The final episode takes the story of Caleb and Anisha, separated for 16 years, and Nahla, and folds into quite movingly into the story of a Federation trying to become again what it once was and instilling in their cadets a real sense of how important it is that they get it right.

But what Star Trek: Starfleet Academy does brilliantly well in these episodes, and throughout the entire series in fact, is uphold the nobleness and honour and truth of what being a Starfleet officer and a member of the Federation means – it is, in so many ways, a worthy carrier of Roddenberry’s original vision – while letting its main characters stumble their way and be pushed (depending on the situation), albeit with great emerging talent and competency, into that greatness.

This becomes hugely, affectingly clear in episodes six and ten, when the core cadet characters – Caleb, Klingon Jay-Den Kraag (Karim Diané), holographic lifeform Sam aka Series Acclimation Mil (Kerrice Brooks), captain aspirant Genesis Lythe (Bella Shepard), troubled heir apparent Darem Reymi (George Hawkins) and daughter of the President of Betazed, Tarima Sala (Zoë Steiner) – are forced to deal with a situation far beyond first year training.

They are forced to grow up fast in a couple of episodes where the truth of what it means to be a Starfleet officer is brutally forced upon them, and Star Trek: Starfleet Academy does an extraordinary job of portraying, thanks to stellar writing and exemplary performances, this hurried transition while also letting them be flawed humans too, capable of both greatness and fallibility in equal measure.
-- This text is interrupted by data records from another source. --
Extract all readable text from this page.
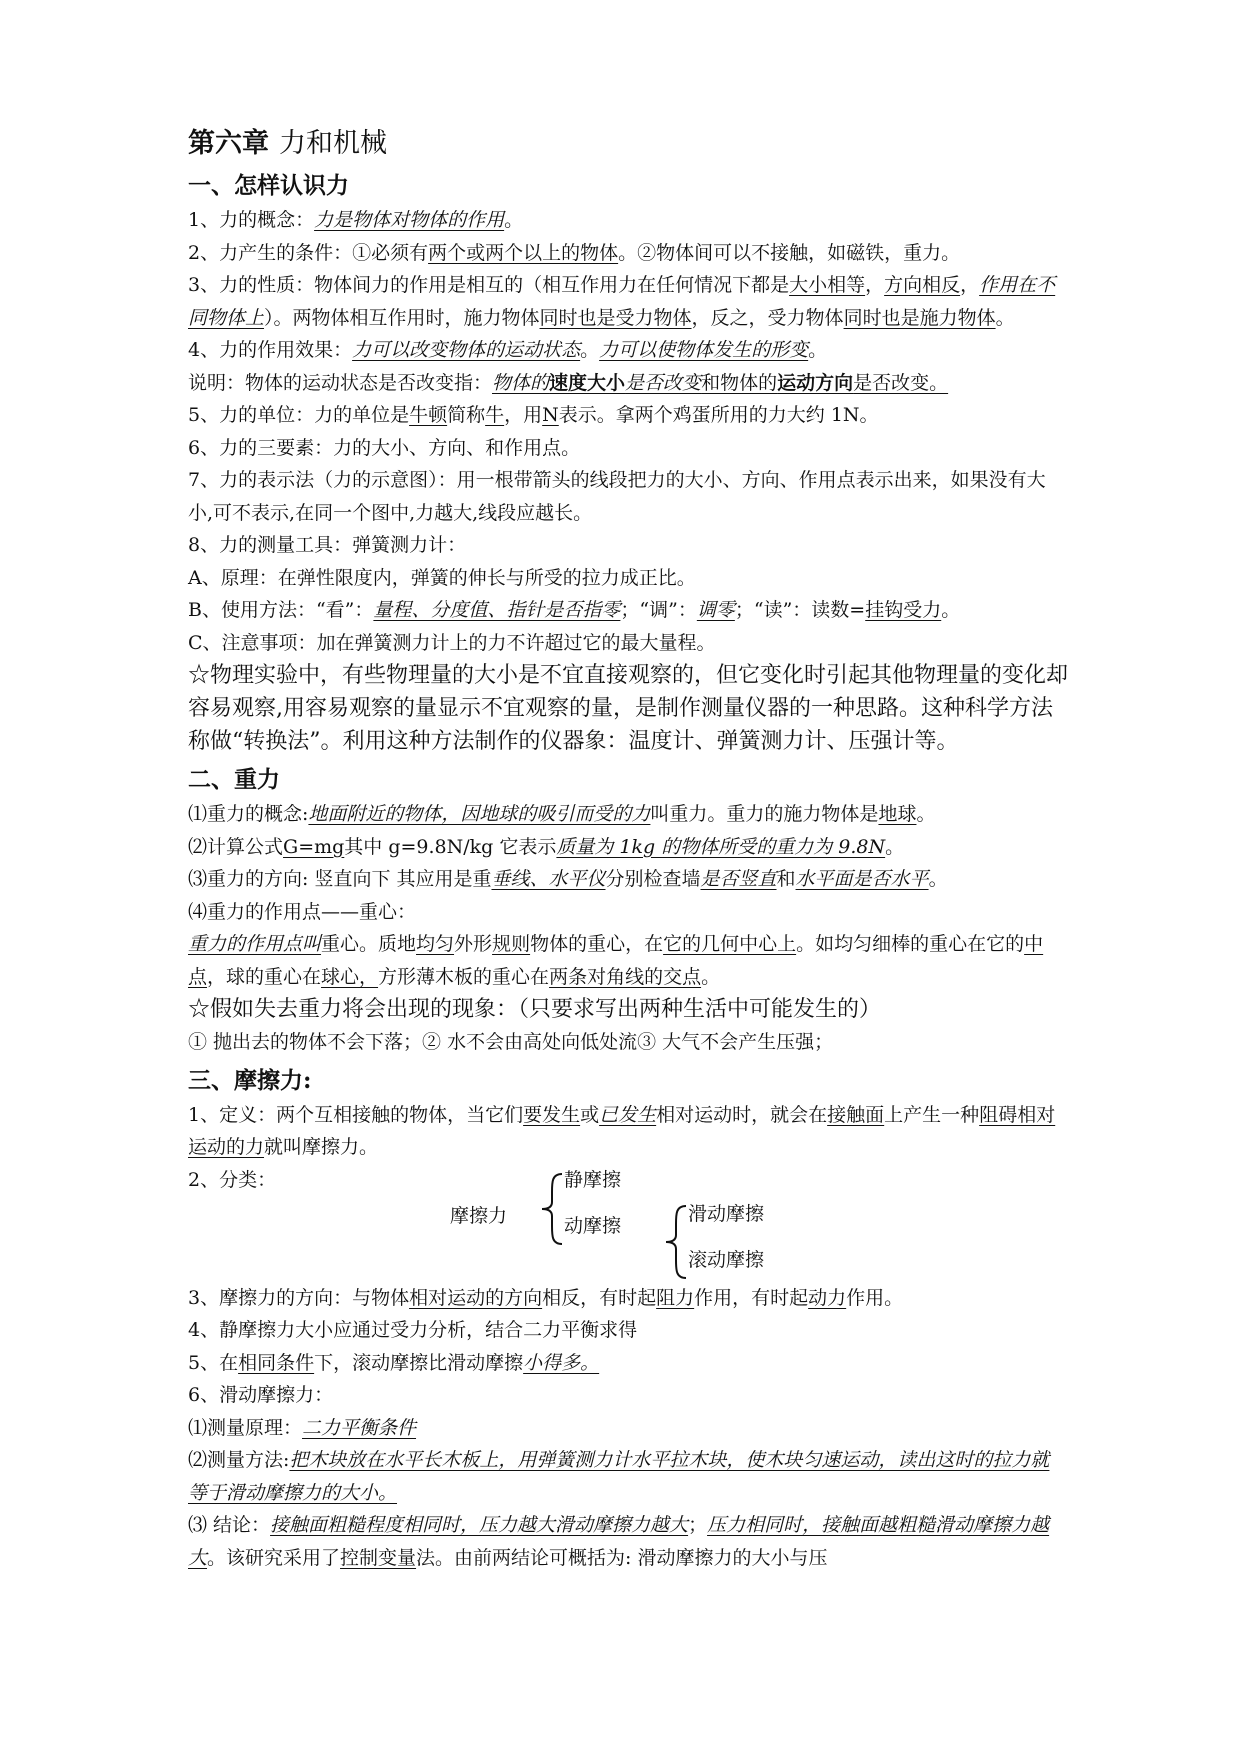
第六章 力和机械
一、怎样认识力
1、力的概念：力是物体对物体的作用。
2、力产生的条件：①必须有两个或两个以上的物体。②物体间可以不接触，如磁铁，重力。
3、力的性质：物体间力的作用是相互的（相互作用力在任何情况下都是大小相等，方向相反，作用在不同物体上）。两物体相互作用时，施力物体同时也是受力物体，反之，受力物体同时也是施力物体。
4、力的作用效果：力可以改变物体的运动状态。力可以使物体发生的形变。
说明：物体的运动状态是否改变指：物体的速度大小是否改变和物体的运动方向是否改变。
5、力的单位：力的单位是牛顿简称牛，用N表示。拿两个鸡蛋所用的力大约 1N。
6、力的三要素：力的大小、方向、和作用点。
7、力的表示法（力的示意图）：用一根带箭头的线段把力的大小、方向、作用点表示出来，如果没有大小,可不表示,在同一个图中,力越大,线段应越长。
8、力的测量工具：弹簧测力计：
A、原理：在弹性限度内，弹簧的伸长与所受的拉力成正比。
B、使用方法：“看”：量程、分度值、指针是否指零；“调”：调零；“读”：读数=挂钩受力。
C、注意事项：加在弹簧测力计上的力不许超过它的最大量程。
☆物理实验中，有些物理量的大小是不宜直接观察的，但它变化时引起其他物理量的变化却容易观察,用容易观察的量显示不宜观察的量，是制作测量仪器的一种思路。这种科学方法称做“转换法”。利用这种方法制作的仪器象：温度计、弹簧测力计、压强计等。
二、重力
⑴重力的概念:地面附近的物体，因地球的吸引而受的力叫重力。重力的施力物体是地球。
⑵计算公式G=mg其中 g=9.8N/kg 它表示质量为 1kg 的物体所受的重力为 9.8N。
⑶重力的方向: 竖直向下 其应用是重垂线、水平仪分别检查墙是否竖直和水平面是否水平。
⑷重力的作用点——重心：
重力的作用点叫重心。质地均匀外形规则物体的重心，在它的几何中心上。如均匀细棒的重心在它的中点，球的重心在球心，方形薄木板的重心在两条对角线的交点。
☆假如失去重力将会出现的现象：（只要求写出两种生活中可能发生的）
① 抛出去的物体不会下落；② 水不会由高处向低处流③ 大气不会产生压强；
三、摩擦力:
1、定义：两个互相接触的物体，当它们要发生或已发生相对运动时，就会在接触面上产生一种阻碍相对运动的力就叫摩擦力。
2、分类：
摩擦力
静摩擦
动摩擦
滑动摩擦
滚动摩擦
3、摩擦力的方向：与物体相对运动的方向相反，有时起阻力作用，有时起动力作用。
4、静摩擦力大小应通过受力分析，结合二力平衡求得
5、在相同条件下，滚动摩擦比滑动摩擦小得多。
6、滑动摩擦力：
⑴测量原理：二力平衡条件
⑵测量方法:把木块放在水平长木板上，用弹簧测力计水平拉木块，使木块匀速运动，读出这时的拉力就等于滑动摩擦力的大小。
⑶ 结论：接触面粗糙程度相同时，压力越大滑动摩擦力越大；压力相同时，接触面越粗糙滑动摩擦力越大。该研究采用了控制变量法。由前两结论可概括为: 滑动摩擦力的大小与压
Growing up is far from easy and Star Trek: Starfleet Academy knows this intimately and lets the truth of that permeate into every narrative pore, just as any excellent YA-centred piece of storytelling, and this show is most certainly that, does without blinking.

Full of fun – it’s so great to see Discovery alum, Jett Reno (Tig Notaro) and Sylvia Tilly (Mary Wiseman) doing their thing, in equal parts funny and moving – and some truly dark and searing moments, Star Trek: Starfleet Academy is both vintage Star Trek and its own marvellously light and dark beast, an excellent addition to franchise canon which shows us how greatness is made and that at the heart of every hero is a human being who had to grow up fast and somehow survive the transition intact.